Olive oil is a superior covering oil. The vegetables peroxidation and acidities were slight but negligible after 1 year. The olive oil it's self will be far from extra virgin after the canning process and continue to degrade. Olive oils antioxidive powers will preserve the substance being canned. The taste quality controls would prevent the selling of the canning medium substance after 6 months. “Canned with extra-virgin olive oil” would be accurate phrasing.
Conclusion
Olive oil is a versatile liquid with a complex nature. It is unique among vegetable oils. Olive trees are one of the oldest cultivated plants. No one is quite sure were it is native to or what species it started out as. Greeks, liked to wrestle wearing only it; now they perspire it. The traditional methods of growing the trees are no longer used. A variation of the original method used for the separation of oil from water and pulp, replaced the stone press. Olive oil can be identified from all other oils by it's unsaturated fats. It can be used for canning but it's no longer extra-virgin and the Greeks probably won't want to wear it.
Work Cited
Cuadros-Rodríguez, L. et al. "Discriminating Olive And Non-Olive Oils Using HPLC-CAD And Chemometrics." Analytical & Bioanalytical Chemistry 399.6 (2011): 2083-2092. Academic Search Complete.
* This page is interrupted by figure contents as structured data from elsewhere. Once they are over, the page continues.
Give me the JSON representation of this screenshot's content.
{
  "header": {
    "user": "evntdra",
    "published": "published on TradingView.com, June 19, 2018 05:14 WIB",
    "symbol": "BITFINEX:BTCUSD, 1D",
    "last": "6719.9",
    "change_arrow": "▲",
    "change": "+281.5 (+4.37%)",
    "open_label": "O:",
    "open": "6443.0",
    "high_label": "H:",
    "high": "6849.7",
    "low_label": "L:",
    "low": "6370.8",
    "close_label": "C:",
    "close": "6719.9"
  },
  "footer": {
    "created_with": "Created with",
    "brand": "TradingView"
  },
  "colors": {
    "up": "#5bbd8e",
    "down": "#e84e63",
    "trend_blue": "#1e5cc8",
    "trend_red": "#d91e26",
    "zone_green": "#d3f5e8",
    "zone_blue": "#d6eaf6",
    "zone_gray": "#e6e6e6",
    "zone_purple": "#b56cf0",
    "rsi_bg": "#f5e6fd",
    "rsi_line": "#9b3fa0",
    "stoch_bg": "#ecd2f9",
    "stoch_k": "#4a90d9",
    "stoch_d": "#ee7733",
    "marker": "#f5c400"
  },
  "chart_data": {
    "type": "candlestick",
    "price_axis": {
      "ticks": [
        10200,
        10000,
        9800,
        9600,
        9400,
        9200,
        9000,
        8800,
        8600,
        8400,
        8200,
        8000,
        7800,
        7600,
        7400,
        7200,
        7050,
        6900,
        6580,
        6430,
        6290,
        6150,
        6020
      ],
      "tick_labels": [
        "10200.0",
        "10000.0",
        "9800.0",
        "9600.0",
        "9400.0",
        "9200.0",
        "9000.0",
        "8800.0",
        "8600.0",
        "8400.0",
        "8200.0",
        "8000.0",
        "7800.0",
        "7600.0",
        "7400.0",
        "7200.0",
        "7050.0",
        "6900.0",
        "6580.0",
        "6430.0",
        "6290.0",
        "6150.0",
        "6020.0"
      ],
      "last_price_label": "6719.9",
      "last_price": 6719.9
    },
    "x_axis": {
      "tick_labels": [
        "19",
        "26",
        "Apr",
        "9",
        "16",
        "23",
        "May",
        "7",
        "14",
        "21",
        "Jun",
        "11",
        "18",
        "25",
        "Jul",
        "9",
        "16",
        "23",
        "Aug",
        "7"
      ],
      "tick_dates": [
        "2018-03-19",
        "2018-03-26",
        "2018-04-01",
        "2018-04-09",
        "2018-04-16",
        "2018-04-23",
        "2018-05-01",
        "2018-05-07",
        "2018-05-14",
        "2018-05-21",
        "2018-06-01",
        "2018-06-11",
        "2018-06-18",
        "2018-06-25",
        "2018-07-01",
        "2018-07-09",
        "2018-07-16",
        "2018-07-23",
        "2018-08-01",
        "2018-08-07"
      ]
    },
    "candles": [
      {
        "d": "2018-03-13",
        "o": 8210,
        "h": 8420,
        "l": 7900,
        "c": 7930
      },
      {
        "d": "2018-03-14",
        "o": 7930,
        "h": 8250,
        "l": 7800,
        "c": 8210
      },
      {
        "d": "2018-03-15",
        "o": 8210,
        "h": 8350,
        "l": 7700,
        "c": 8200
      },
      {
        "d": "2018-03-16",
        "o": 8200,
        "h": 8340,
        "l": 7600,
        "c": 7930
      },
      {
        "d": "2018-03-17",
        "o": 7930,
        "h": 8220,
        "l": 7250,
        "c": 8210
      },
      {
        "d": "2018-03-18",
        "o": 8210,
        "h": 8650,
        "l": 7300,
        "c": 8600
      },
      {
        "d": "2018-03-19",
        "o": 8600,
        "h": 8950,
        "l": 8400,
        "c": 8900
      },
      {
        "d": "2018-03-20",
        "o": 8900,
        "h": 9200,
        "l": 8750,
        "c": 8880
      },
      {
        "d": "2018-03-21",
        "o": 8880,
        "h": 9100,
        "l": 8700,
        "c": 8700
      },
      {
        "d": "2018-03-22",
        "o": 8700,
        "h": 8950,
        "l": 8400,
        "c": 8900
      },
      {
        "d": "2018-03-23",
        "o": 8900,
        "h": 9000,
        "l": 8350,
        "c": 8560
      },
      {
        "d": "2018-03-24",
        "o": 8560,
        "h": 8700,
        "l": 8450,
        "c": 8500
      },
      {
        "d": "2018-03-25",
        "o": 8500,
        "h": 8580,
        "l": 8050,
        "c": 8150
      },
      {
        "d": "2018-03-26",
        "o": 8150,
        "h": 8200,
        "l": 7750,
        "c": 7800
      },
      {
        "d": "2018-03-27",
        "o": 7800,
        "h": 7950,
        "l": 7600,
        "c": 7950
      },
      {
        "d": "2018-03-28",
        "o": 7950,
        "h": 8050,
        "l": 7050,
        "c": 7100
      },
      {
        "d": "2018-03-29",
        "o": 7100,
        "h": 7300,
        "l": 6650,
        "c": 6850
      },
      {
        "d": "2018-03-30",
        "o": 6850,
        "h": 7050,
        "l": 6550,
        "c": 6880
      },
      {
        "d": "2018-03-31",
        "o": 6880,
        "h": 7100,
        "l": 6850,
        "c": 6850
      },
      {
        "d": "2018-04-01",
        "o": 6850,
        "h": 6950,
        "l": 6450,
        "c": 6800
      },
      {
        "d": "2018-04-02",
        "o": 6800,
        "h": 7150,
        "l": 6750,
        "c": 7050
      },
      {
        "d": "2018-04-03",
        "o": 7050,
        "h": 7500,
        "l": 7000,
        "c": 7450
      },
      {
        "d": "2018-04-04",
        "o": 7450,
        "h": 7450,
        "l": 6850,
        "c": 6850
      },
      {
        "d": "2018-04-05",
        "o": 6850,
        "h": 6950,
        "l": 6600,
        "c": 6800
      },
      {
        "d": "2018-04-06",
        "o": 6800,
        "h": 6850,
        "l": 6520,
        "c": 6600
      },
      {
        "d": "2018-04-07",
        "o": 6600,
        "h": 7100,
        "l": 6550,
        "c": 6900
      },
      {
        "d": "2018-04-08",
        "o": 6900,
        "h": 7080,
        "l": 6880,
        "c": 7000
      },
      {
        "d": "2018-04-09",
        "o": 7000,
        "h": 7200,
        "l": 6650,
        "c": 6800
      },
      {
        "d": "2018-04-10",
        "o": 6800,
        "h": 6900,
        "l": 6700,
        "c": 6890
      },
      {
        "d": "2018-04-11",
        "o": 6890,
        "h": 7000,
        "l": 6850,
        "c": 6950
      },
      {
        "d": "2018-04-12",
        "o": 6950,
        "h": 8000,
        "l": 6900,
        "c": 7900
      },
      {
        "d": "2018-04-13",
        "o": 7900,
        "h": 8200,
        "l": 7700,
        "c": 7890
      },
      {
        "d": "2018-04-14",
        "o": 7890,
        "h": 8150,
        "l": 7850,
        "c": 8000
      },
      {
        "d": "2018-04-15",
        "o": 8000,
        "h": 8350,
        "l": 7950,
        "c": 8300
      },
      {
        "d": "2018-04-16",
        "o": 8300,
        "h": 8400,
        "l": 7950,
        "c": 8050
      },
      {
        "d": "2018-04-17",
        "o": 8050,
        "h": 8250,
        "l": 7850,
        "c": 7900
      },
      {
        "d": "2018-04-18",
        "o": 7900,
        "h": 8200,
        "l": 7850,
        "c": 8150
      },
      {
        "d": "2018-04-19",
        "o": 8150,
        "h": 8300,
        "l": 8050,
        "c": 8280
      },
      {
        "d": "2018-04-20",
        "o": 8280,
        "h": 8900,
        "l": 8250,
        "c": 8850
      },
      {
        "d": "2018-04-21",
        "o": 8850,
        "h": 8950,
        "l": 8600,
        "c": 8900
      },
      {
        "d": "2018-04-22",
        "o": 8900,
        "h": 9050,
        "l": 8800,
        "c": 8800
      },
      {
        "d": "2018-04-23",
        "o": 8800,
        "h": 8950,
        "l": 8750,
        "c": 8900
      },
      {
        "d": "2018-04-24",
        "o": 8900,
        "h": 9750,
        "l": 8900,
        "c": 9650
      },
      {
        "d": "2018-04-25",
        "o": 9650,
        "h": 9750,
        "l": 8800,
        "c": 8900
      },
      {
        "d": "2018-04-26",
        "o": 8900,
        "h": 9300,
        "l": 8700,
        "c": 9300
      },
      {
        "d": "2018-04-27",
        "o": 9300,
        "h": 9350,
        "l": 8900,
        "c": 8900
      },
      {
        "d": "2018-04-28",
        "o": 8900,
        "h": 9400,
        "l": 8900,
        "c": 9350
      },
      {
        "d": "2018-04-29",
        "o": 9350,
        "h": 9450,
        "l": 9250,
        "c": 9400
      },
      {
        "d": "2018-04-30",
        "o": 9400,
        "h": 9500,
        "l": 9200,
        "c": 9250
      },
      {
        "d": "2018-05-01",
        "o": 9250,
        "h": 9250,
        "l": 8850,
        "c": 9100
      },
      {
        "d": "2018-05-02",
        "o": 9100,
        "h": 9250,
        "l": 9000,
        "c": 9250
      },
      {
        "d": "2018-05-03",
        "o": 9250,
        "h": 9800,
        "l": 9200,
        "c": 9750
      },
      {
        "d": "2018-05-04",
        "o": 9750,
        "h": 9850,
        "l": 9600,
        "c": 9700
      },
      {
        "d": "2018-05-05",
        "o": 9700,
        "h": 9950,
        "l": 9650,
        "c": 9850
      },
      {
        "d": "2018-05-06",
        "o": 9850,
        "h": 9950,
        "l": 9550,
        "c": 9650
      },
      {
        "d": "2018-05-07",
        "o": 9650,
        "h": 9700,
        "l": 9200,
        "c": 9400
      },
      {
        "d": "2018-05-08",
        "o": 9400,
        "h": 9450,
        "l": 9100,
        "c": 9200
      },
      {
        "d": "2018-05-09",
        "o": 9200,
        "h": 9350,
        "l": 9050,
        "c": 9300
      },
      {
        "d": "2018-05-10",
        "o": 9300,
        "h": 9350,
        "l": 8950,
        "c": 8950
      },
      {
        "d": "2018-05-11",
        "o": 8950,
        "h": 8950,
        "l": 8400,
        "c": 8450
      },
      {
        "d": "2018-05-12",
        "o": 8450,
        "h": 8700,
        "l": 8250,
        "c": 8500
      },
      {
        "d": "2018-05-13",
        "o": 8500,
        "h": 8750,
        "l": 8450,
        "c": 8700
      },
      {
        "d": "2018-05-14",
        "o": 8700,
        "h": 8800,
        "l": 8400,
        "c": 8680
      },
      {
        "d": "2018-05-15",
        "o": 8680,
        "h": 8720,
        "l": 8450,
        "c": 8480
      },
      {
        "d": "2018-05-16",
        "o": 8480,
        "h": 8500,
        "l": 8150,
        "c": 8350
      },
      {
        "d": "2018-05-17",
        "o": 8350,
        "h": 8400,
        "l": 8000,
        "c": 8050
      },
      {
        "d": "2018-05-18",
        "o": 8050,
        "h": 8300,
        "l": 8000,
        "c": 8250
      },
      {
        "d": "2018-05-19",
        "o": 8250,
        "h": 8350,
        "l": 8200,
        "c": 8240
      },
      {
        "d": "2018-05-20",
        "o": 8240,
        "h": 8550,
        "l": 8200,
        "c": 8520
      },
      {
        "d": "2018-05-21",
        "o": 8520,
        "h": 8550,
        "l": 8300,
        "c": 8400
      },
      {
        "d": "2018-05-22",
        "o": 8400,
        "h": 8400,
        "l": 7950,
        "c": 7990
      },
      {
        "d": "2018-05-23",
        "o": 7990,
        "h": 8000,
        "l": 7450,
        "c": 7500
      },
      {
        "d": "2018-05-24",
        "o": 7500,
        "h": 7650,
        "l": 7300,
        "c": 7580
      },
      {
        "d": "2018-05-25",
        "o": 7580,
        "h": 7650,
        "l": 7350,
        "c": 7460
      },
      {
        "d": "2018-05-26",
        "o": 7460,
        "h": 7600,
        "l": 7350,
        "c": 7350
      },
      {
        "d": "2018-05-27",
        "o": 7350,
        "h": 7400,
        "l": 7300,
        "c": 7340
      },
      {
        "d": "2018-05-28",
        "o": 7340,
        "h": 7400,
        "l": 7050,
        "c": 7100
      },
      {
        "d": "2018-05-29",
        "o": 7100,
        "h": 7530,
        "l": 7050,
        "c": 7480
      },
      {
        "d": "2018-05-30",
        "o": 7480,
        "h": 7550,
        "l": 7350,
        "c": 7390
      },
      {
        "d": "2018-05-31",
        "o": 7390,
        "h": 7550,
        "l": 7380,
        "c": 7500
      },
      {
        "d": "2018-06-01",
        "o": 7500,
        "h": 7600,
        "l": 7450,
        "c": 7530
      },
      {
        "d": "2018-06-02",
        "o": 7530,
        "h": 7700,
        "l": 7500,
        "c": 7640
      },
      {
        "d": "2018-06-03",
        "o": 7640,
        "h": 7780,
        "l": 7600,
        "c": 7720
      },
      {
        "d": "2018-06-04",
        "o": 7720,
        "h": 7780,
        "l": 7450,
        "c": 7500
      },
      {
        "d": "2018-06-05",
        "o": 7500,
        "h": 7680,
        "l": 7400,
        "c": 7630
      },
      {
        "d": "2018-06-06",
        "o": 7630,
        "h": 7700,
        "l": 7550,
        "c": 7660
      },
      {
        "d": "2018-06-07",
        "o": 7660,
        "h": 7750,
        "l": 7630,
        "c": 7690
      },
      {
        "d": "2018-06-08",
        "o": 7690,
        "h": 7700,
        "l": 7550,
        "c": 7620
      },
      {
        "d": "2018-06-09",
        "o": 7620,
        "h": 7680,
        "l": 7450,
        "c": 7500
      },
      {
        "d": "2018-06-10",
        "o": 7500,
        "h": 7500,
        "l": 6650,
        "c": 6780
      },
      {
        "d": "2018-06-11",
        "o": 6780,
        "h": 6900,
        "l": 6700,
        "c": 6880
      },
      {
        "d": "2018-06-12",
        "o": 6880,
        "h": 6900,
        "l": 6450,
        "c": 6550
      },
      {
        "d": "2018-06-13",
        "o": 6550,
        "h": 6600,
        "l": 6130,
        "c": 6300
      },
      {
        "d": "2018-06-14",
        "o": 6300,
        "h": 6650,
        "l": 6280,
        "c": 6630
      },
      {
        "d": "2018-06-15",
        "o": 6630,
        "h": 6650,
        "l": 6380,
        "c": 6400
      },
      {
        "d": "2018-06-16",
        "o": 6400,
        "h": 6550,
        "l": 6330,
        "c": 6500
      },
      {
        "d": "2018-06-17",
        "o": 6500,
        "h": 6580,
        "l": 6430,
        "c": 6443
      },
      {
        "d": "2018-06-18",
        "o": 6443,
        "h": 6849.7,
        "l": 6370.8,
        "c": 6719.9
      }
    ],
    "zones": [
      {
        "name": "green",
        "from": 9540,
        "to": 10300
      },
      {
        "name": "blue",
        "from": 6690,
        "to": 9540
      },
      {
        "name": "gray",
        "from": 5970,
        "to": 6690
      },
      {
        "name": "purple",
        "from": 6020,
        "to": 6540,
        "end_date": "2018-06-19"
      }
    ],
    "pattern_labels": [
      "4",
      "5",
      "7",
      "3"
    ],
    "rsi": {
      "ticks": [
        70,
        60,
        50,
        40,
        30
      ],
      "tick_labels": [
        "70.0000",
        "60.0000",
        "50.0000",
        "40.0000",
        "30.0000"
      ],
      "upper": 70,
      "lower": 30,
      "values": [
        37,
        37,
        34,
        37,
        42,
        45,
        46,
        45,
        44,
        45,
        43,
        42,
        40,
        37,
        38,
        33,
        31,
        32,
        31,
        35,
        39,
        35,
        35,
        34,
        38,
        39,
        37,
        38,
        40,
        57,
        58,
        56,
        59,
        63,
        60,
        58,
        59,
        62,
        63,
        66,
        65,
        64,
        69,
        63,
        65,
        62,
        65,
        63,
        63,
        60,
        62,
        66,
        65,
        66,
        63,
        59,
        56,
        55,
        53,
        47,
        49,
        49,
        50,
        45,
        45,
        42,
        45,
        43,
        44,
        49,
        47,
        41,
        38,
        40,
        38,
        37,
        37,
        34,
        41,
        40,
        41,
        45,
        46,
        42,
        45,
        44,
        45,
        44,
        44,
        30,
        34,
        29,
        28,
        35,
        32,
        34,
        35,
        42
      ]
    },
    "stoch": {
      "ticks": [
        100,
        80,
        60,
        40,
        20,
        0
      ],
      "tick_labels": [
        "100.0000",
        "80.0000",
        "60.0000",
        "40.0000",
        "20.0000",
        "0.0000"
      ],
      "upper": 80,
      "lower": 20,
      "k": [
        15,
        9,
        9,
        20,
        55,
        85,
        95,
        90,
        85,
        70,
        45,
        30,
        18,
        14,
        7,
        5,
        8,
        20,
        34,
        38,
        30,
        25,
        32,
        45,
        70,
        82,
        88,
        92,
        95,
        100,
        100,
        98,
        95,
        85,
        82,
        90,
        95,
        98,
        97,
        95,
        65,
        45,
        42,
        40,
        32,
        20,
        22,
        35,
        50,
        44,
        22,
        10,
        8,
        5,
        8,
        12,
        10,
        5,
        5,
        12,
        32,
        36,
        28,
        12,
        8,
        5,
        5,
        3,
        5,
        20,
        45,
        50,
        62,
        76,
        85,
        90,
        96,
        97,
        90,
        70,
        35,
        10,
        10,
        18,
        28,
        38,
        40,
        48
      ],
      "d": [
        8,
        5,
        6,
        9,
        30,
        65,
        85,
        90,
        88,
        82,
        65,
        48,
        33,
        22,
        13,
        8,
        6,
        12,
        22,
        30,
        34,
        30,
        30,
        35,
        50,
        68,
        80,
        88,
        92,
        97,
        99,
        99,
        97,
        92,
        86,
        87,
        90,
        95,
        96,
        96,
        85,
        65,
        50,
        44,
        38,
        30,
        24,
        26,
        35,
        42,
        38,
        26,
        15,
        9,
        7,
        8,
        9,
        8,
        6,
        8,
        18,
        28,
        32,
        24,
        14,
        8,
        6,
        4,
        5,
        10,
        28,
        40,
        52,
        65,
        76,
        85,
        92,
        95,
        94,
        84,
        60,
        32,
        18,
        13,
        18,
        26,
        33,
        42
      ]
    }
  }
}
Web. 17 Mar. 2013
Lucchetti, S., A. Argiolas, and G. Pastore. "Chemical And Physical Changes Occurring In Extra Virgin Olive Oil Used As A Covering Medium For Vegetable Preserves." Italian Journal Of Food Science23.4 (2011): 415-422. Academic Search Complete. Web. 17 Mar. 2013.
Vossen, Paul."Olive Oil: History, Production, and Characteristics of the World's Classic Oils." HortScience 42.5 (2007):1093.